There's other comorbid conditions allowing that patient to continue to experience some sort of an attack. I think there's a lot of data pointing in the right direction here. The maturation of that and the long-term durable effect, I think that's also part of the education materials. What we have been talking about, what we'll continue to talk about as we have longer-term follow-up.
Is that a teaser for future data? Is that what that is?
Yes.
Yeah. That's helpful. I think one of the questions that people have, and we're coming to the end of the time here, is presuming all these things play out, how durable is the HAE market if you are giving one-time therapy to 100, 200 patients a quarter at some point? There are only 78,000 patients. This is not a subtle phenotype where there's 20,000 U.S. patients to be discovered. Like, how do you, how do you think about the durability of that market and the out-year tail?
Yeah, look, if we're doing our job well here, the number of eligible patients should shrink, right? What I would say is that That's one of the reasons I came to Intellia, but the total addressable market, if you just look at it, and again, we haven't named the price, but we talked about the multiple of existing annual therapy. It's a $14 billion-$15 billion-plus market, depending on what price point makes sense here. It's not insignificant. You're right, it's a prevalent pool of patients. We don't have a lot of new patients coming in, you know, our goal is to get these patients to attack-free status. That should mean that there are patients coming out of the pool because they are completely satisfied.
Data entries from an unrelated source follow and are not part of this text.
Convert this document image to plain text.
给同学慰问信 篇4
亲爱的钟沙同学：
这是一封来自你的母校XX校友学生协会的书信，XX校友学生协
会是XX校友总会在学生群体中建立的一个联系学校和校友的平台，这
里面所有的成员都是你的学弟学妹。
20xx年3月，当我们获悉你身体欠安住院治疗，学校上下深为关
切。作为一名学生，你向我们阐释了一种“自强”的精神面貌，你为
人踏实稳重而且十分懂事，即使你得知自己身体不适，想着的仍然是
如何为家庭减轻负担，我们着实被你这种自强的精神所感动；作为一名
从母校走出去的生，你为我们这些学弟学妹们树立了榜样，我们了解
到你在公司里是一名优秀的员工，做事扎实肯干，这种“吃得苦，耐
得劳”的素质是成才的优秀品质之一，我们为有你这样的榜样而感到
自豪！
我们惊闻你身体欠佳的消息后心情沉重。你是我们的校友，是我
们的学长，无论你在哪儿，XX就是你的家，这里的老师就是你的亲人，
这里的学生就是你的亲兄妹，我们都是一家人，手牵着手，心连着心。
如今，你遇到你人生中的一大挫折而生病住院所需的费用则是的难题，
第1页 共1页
I mean, that is, in many ways, their target product profile and why we think, while it's competitive, we feel like we're the only game in town. If you really want to have an opportunity of the functional cure, there's nothing in the market today, and we don't see anything in the market coming that's going to match that profile. We'll have improvements in frequency of dosing, but for the most part, if you want a one-time infusion, no attacks, no therapy, it's going to be Lonbo Z.
I can't think of a better topic to close out on that, and we're out of time.